Good morning.

Monday in Whitewater will be sunny with a high of 57. Sunrise is 7:23 and sunset is 5:53 for 10 hours 30 minutes of daytime. The moon is a waxing crescent with 29.7 percent of its visible disk illuminated.
The Whitewater School Board will conduct an Annual Budget hearing at 5:30 PM and a Regular Meeting at 6 PM. (Note, Monday evening: The district listed the Regular Meeting to begin at 6 PM. In fact, the Annual Budget hearing ran later than 6 PM, so the Regular Meeting began later than the posted time.)
On this day in 1775, King George III expands on his earlier Proclamation of Rebellion in the Thirteen Colonies during a speech from the throne at the opening of Parliament.
The Whitewater School Board meets tonight. As part of its Regular Meeting agenda, before public comment, the following cautionary words appear:
Citizens may speak under Public Comments, but no School Board action will be taken. Issues raised may become a part of a future agenda. Participants are allotted a three-minute speaking period. A Citizen Comment Request should be filled out prior to speaking.
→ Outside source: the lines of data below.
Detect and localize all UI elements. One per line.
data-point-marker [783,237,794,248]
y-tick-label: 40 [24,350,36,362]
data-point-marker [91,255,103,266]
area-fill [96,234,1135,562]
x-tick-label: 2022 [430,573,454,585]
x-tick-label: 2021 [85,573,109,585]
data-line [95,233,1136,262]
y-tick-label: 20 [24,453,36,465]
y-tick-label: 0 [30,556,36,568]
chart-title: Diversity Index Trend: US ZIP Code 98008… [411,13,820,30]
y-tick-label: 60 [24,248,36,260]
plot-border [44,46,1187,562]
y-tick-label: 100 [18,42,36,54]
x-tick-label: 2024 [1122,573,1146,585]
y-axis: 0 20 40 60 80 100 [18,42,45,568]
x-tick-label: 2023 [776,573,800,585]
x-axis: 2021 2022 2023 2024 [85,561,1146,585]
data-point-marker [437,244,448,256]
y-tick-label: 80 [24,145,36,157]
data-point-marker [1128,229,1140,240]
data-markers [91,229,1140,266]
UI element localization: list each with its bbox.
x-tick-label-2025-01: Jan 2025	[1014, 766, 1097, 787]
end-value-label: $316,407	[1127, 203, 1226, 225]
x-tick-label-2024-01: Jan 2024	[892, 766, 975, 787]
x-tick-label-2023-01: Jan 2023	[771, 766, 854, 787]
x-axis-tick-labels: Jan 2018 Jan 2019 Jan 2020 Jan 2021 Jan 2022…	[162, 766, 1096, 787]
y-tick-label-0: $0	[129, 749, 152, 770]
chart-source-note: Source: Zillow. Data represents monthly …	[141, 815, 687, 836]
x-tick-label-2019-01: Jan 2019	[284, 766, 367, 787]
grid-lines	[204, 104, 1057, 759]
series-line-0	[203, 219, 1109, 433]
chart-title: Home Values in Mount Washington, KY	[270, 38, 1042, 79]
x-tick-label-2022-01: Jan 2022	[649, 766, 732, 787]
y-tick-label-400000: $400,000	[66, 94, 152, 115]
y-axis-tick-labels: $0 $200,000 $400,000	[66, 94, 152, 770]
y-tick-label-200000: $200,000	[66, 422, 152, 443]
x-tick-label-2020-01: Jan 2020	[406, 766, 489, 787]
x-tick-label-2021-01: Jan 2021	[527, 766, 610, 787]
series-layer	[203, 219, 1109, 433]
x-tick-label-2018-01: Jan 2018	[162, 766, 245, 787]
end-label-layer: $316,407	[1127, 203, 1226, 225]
In accordance to [sic] Board Policy 187, personal criticism and/or derogatory remarks directed at School Board members or employees of the district will not be tolerated. Should there be a number of citizens planning to speak, the President will announce the total time for citizen comments and divide the time between speakers equally with no more than three minutes allotted to each participant. The Board will not be able to respond to individual questions at the meeting. Complaints against an employee should be sent to the Superintendent or Board in writing with your signature. Please keep in mind that students often attend or view board meetings. Speakers’ remarks should therefore be suitable for an audience that includes Kindergarten through 12th grade students. The Board President or officers of the Board may interrupt, warn or terminate speakers’ statements that are unrelated to the business of the School District or inappropriate for K-12 students or disruptive to an orderly, productive meeting. The time estimates noted for agenda items are for informational purposes only and may not be reflective of actual discussion during the meeting.
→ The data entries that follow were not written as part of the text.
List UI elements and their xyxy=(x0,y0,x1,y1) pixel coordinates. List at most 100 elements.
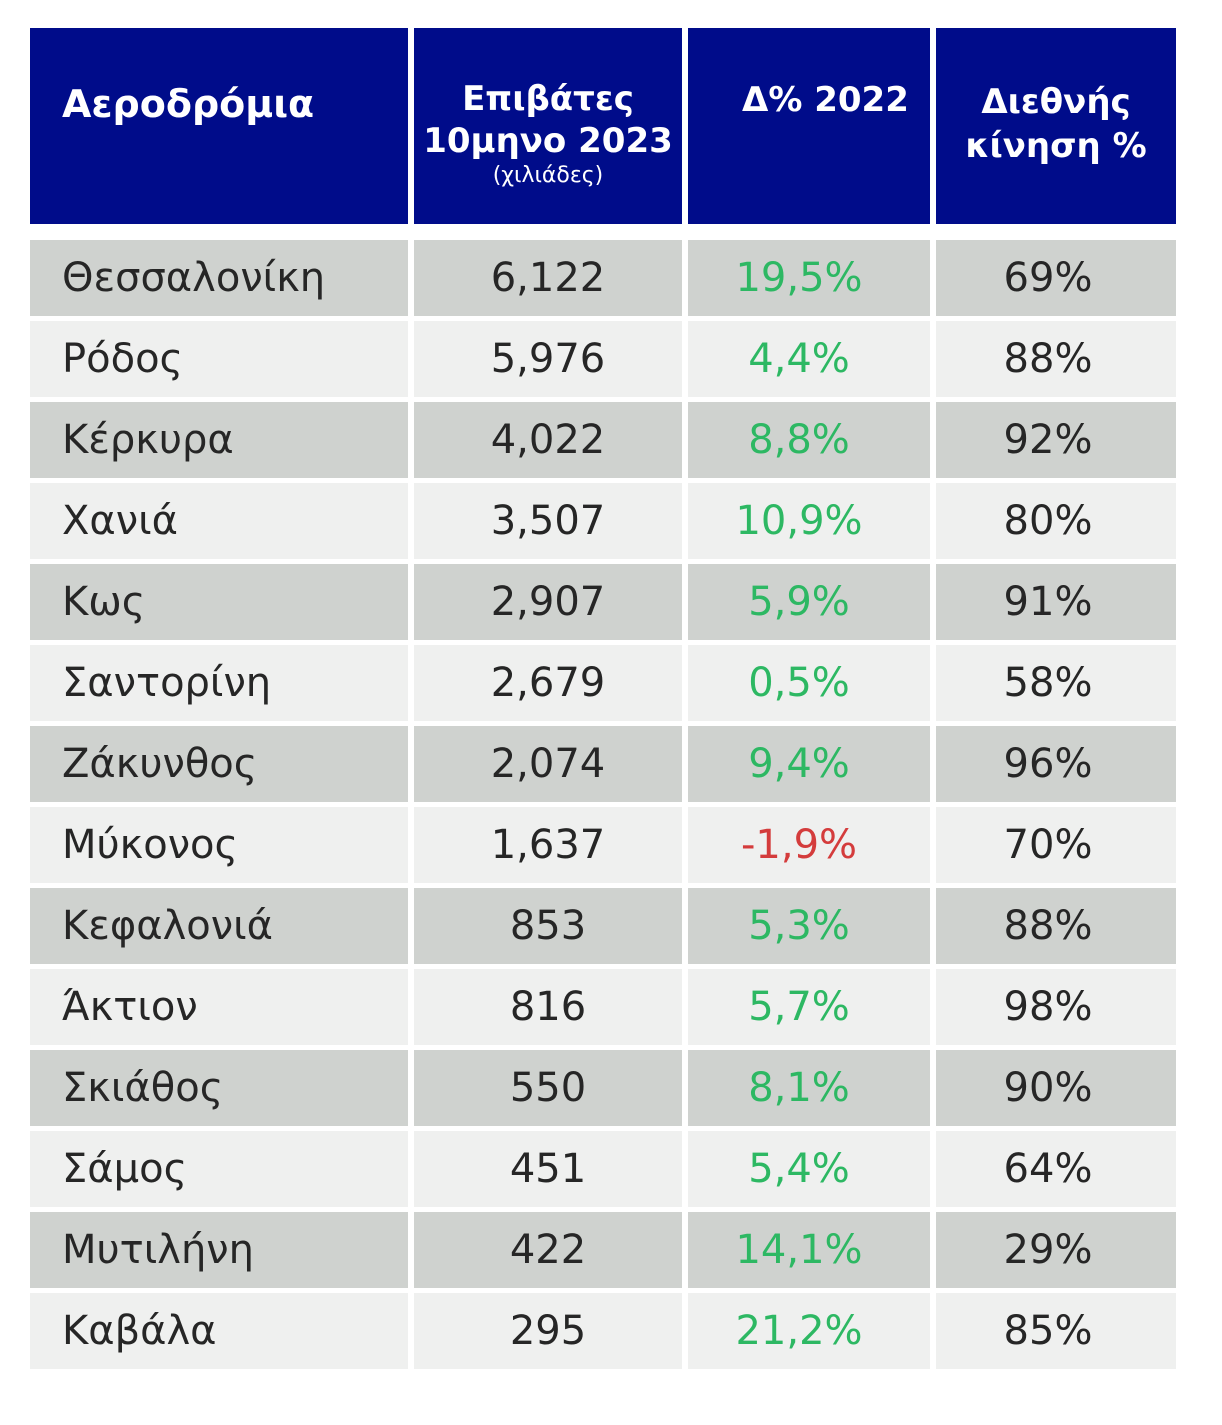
international-cell: 80% xyxy=(936,483,1176,559)
delta-cell: -1,9% xyxy=(688,807,930,883)
international-cell-value: 58% xyxy=(1003,660,1093,706)
passengers-cell: 295 xyxy=(414,1293,682,1369)
passengers-cell: 5,976 xyxy=(414,321,682,397)
table-row: Άκτιον 816 5,7% 98% xyxy=(30,969,1176,1045)
header-airports: Αεροδρόμια xyxy=(30,28,408,224)
header-international: Διεθνής κίνηση % xyxy=(936,28,1176,224)
passengers-cell: 1,637 xyxy=(414,807,682,883)
delta-cell-value: 5,7% xyxy=(748,984,850,1030)
table-row: Κέρκυρα 4,022 8,8% 92% xyxy=(30,402,1176,478)
table-row: Σάμος 451 5,4% 64% xyxy=(30,1131,1176,1207)
international-cell: 58% xyxy=(936,645,1176,721)
international-cell: 69% xyxy=(936,240,1176,316)
international-cell-value: 90% xyxy=(1003,1065,1093,1111)
airport-name-cell-value: Θεσσαλονίκη xyxy=(62,255,326,301)
table-header: Αεροδρόμια Επιβάτες 10μηνο 2023 (χιλιάδε… xyxy=(30,28,1176,224)
airport-name-cell-value: Μύκονος xyxy=(62,822,238,868)
header-passengers: Επιβάτες 10μηνο 2023 (χιλιάδες) xyxy=(414,28,682,224)
delta-cell: 4,4% xyxy=(688,321,930,397)
passengers-cell-value: 550 xyxy=(509,1065,587,1111)
passengers-cell-value: 5,976 xyxy=(490,336,606,382)
header-delta: Δ% 2022 xyxy=(688,28,930,224)
airport-name-cell: Μύκονος xyxy=(30,807,408,883)
airport-name-cell: Θεσσαλονίκη xyxy=(30,240,408,316)
delta-cell-value: 4,4% xyxy=(748,336,850,382)
table-body: Θεσσαλονίκη 6,122 19,5% 69% Ρόδος 5,976 4,4% 88… xyxy=(30,240,1176,1369)
airport-name-cell-value: Σαντορίνη xyxy=(62,660,272,706)
passengers-cell-value: 2,679 xyxy=(490,660,606,706)
passengers-cell-value: 853 xyxy=(509,903,587,949)
airport-name-cell-value: Άκτιον xyxy=(62,984,198,1030)
table-row: Κεφαλονιά 853 5,3% 88% xyxy=(30,888,1176,964)
airport-name-cell: Κεφαλονιά xyxy=(30,888,408,964)
table-row: Ρόδος 5,976 4,4% 88% xyxy=(30,321,1176,397)
passengers-cell: 3,507 xyxy=(414,483,682,559)
passengers-cell-value: 816 xyxy=(509,984,587,1030)
header-passengers-line1: Επιβάτες xyxy=(462,79,634,119)
airport-name-cell: Κως xyxy=(30,564,408,640)
delta-cell-value: 5,9% xyxy=(748,579,850,625)
table-row: Χανιά 3,507 10,9% 80% xyxy=(30,483,1176,559)
delta-cell-value: 8,1% xyxy=(748,1065,850,1111)
airport-name-cell-value: Μυτιλήνη xyxy=(62,1227,254,1273)
passengers-cell-value: 1,637 xyxy=(490,822,606,868)
international-cell-value: 88% xyxy=(1003,903,1093,949)
delta-cell-value: 21,2% xyxy=(735,1308,863,1354)
delta-cell-value: 19,5% xyxy=(735,255,863,301)
passengers-cell-value: 3,507 xyxy=(490,498,606,544)
passengers-cell: 6,122 xyxy=(414,240,682,316)
international-cell-value: 96% xyxy=(1003,741,1093,787)
delta-cell-value: 9,4% xyxy=(748,741,850,787)
delta-cell-value: -1,9% xyxy=(740,822,858,868)
airports-table: Αεροδρόμια Επιβάτες 10μηνο 2023 (χιλιάδε… xyxy=(30,28,1176,1374)
delta-cell-value: 10,9% xyxy=(735,498,863,544)
header-international-line2: κίνηση % xyxy=(965,126,1147,166)
international-cell-value: 92% xyxy=(1003,417,1093,463)
international-cell-value: 91% xyxy=(1003,579,1093,625)
passengers-cell-value: 2,907 xyxy=(490,579,606,625)
airport-name-cell: Ζάκυνθος xyxy=(30,726,408,802)
header-international-line1: Διεθνής xyxy=(981,82,1131,122)
passengers-cell-value: 422 xyxy=(509,1227,587,1273)
passengers-cell-value: 2,074 xyxy=(490,741,606,787)
delta-cell: 5,3% xyxy=(688,888,930,964)
passengers-cell: 451 xyxy=(414,1131,682,1207)
airport-name-cell: Άκτιον xyxy=(30,969,408,1045)
international-cell-value: 69% xyxy=(1003,255,1093,301)
passengers-cell: 2,074 xyxy=(414,726,682,802)
passengers-cell: 2,907 xyxy=(414,564,682,640)
delta-cell: 5,7% xyxy=(688,969,930,1045)
international-cell-value: 88% xyxy=(1003,336,1093,382)
passengers-cell-value: 6,122 xyxy=(490,255,606,301)
international-cell: 29% xyxy=(936,1212,1176,1288)
passengers-cell: 4,022 xyxy=(414,402,682,478)
international-cell: 92% xyxy=(936,402,1176,478)
delta-cell: 9,4% xyxy=(688,726,930,802)
delta-cell: 21,2% xyxy=(688,1293,930,1369)
airport-name-cell: Κέρκυρα xyxy=(30,402,408,478)
airport-name-cell: Χανιά xyxy=(30,483,408,559)
delta-cell: 14,1% xyxy=(688,1212,930,1288)
airport-name-cell: Σκιάθος xyxy=(30,1050,408,1126)
airport-name-cell-value: Χανιά xyxy=(62,498,179,544)
airport-name-cell-value: Σκιάθος xyxy=(62,1065,224,1111)
passengers-cell-value: 451 xyxy=(509,1146,587,1192)
airport-name-cell: Σαντορίνη xyxy=(30,645,408,721)
airport-name-cell-value: Ρόδος xyxy=(62,336,184,382)
delta-cell-value: 5,4% xyxy=(748,1146,850,1192)
international-cell: 90% xyxy=(936,1050,1176,1126)
international-cell: 98% xyxy=(936,969,1176,1045)
table-row: Θεσσαλονίκη 6,122 19,5% 69% xyxy=(30,240,1176,316)
international-cell: 70% xyxy=(936,807,1176,883)
table-row: Καβάλα 295 21,2% 85% xyxy=(30,1293,1176,1369)
international-cell: 91% xyxy=(936,564,1176,640)
international-cell: 88% xyxy=(936,888,1176,964)
international-cell: 85% xyxy=(936,1293,1176,1369)
international-cell-value: 85% xyxy=(1003,1308,1093,1354)
passengers-cell: 550 xyxy=(414,1050,682,1126)
table-row: Σκιάθος 550 8,1% 90% xyxy=(30,1050,1176,1126)
delta-cell-value: 14,1% xyxy=(735,1227,863,1273)
airport-name-cell-value: Καβάλα xyxy=(62,1308,217,1354)
airport-name-cell: Καβάλα xyxy=(30,1293,408,1369)
airport-name-cell-value: Κεφαλονιά xyxy=(62,903,273,949)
Well, now we know. Honest to goodness, it’s not merely cautionary or advisory, it’s excessively so. These many warnings convey that the board is watching the public very carefully. That’s an inverted order: the public should be watching the board. Left, center, or right — Whitewater’s school board has been a self-protective, self-defensive board for many years. That’s not public service; it’s self-service.
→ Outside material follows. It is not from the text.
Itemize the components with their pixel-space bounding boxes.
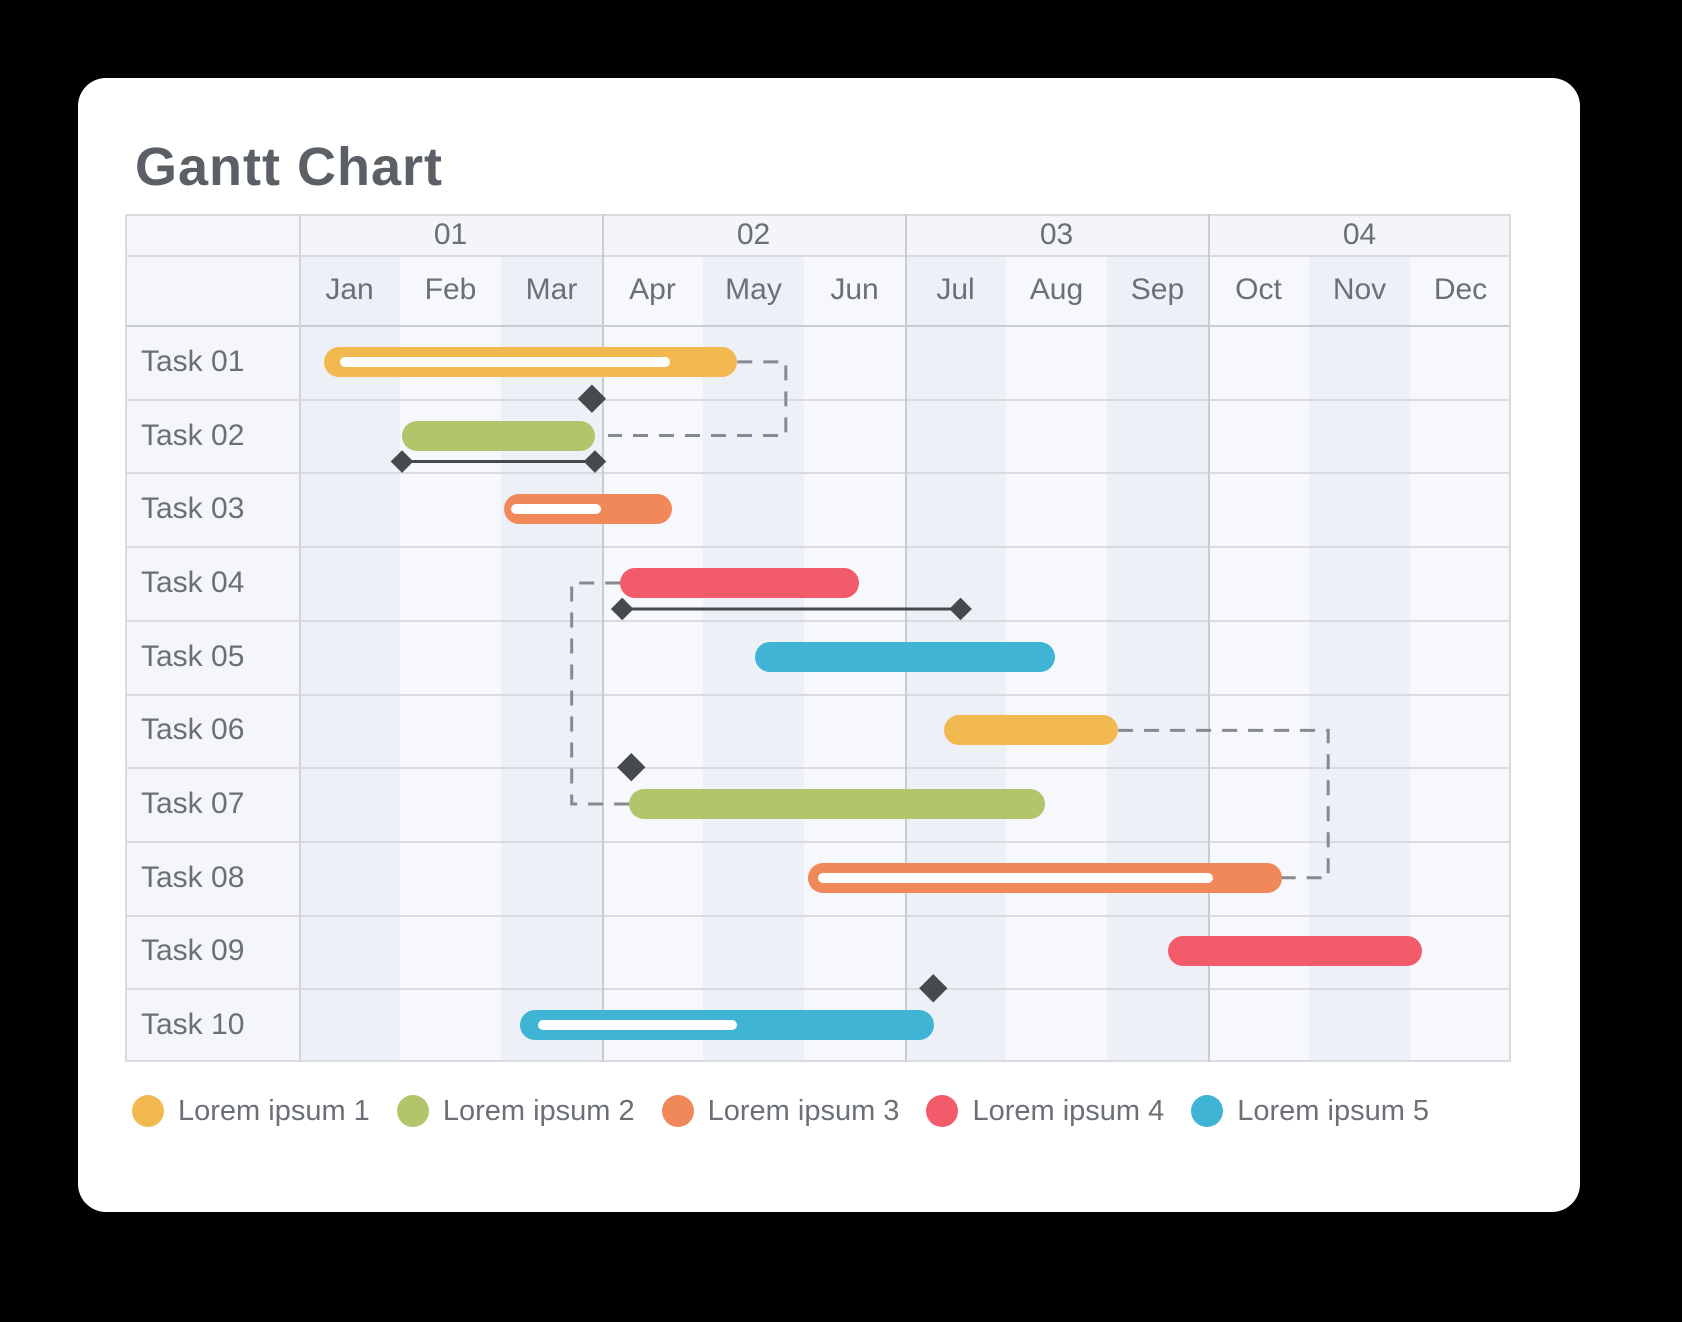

It should be obvious that the effect of this advisory is to remove legitimate concerns about the district, administrators, or staff from public mention. There’s a difference between wanting a government position and wanting that position on terms that undermine the position’s very legitimacy in a free and open society.
As it turns out, the board president has sometimes read these words before scheduled public comment at a meeting. Here’s an example from July (which compounds the written advisory’s chilling effect with an auditory one, where neither advisory should have been fashioned or delivered the way it has been):
Speak only a bit faster, and it would sound like this:
How odd to be a man who voted for Obama, or a woman who voted for Trump, only to win seats on the school board with a shared perspective that among the most important votes are one’s own defensive position against the rest of the public. Perhaps, at bottom, that’s what’s left of bipartisanship.
I’m sure that there’s someone on the Whitewater School Board, of whatever political ideology, who would say that these measures are necessary to prevent disruptions from members of the public. To which this libertarian blogger would say that the advisory is excessively restrictive of the public, thinks too little of the public, and that these boardmembers are, in any event, from that same public.
Looking around Whitewater, after all, one doesn’t find anyone from the House of Windsor… and we’re better off for it.